- Born: Christine Barrett Whelan July 5, 1977 (age 49) New York City, U.S.
- Education: Princeton University University of Oxford
- Employer: University of Wisconsin-Madison
- Title: Clinical Professor of Consumer Science
- Parent(s): Stephen Whelan, Elizabeth Whelan
- Website: https://www.christinewhelan.com

= Christine Whelan =

American writer, journalist and clinical professor

Christine Barrett Whelan (born July 5, 1977) is an American writer, journalist, and clinical professor at the University of Wisconsin-Madison. She has authored two books about marriage, two self-help books for young adults, and an Audible series about purpose.

==Early life==

Whelan was born in New York City to attorney Stephen T. Whelan and Elizabeth Whelan, an author and public health specialist.

==Education==

Whelan earned her undergraduate degree from Princeton University, graduating magna cum laude with a degree in politics.
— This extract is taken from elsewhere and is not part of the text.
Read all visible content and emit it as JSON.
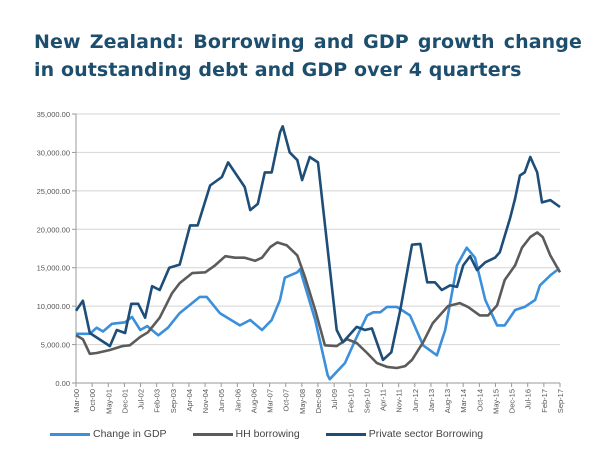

She subsequently was awarded the 1999 Daniel M. Sachs scholarship, granting her direct acceptance to Worcester College within the University of Oxford, where she studied Economic and Social History for her masters and doctorate.

== Academic and consulting roles ==
Whelan has taught in the Sociology department at the University of Iowa, the Sociology and Politics departments at Princeton University, and the Sociology department at the University of Pittsburgh. In 2013, she then moved to the Consumer Science department at the School of Human Ecology at University of Wisconsin-Madison, where she currently teaches and directs the Money, Relationships, and Equality (MORE) initiative.

==Journalism==

From 1997 through 2000, Whelan interned at The Wall Street Journal in its New York and Washington bureaus, and afterwards interned at The Washington Post. In 2008, Whelan was awarded a Templeton-Cambridge Journalism Fellowship.

Whelan's writing has also appeared in The New York Times, USA Today, National Review Online, and The Huffington Post.

==Publishing==

Whelan's first book, Why Smart Men Marry Smart Women, was published by Simon & Schuster in October 2006. In the book, Whelan coined the term SWANS, which stands for Strong Women Achievers, No Spouse.

Intended in part as a response to Maureen Dowd's 2005 book Are Men Necessary? When Sexes Collide, Whelan presented evidence contrary to the belief that an elite education and high income among women correlate with lower marriage rates. Using Census Bureau statistics, a commissioned poll of 3,700 men and women ages 25 to 40 and personal interviews, Whelan showed that while the stereotype was valid among previous generations, today a higher income and education in fact increases a woman's marriage chances, and that high-achieving women simply marry later in life.

Prior to conducting the research, Whelan originally intended for the book to be a pessimistic take on the marriage prospects of professional women, drawn from popular studies and personal experience. The book was initially conceived with the title Overqualified for Love.

Whelan's second book, Marry Smart: The Intelligent Woman's Guide to True Love, was published by Simon & Schuster on December 30, 2008. Whelan's third book, Generation WTF: From “What the #%$&” to a Wise, Tenacious, and Fearless You, was published by Templeton Press in February 2011. Whelan's fourth book, The Big Picture: A Guide to Finding Your Purpose in Life, was published in May 2016.
In 2021, Whelan recorded an Audible Original lecture series, "Finding Your Purpose," which made the Associated Press Bestseller list for Audible books that March.
==Public appearances==

Whelan has frequently appeared as an expert commentator on television news programs, including The NewsHour with Jim Lehrer, Good Morning America, and on national radio programs, including Iowa Public Radio, Wisconsin Public Radio, and the BBC.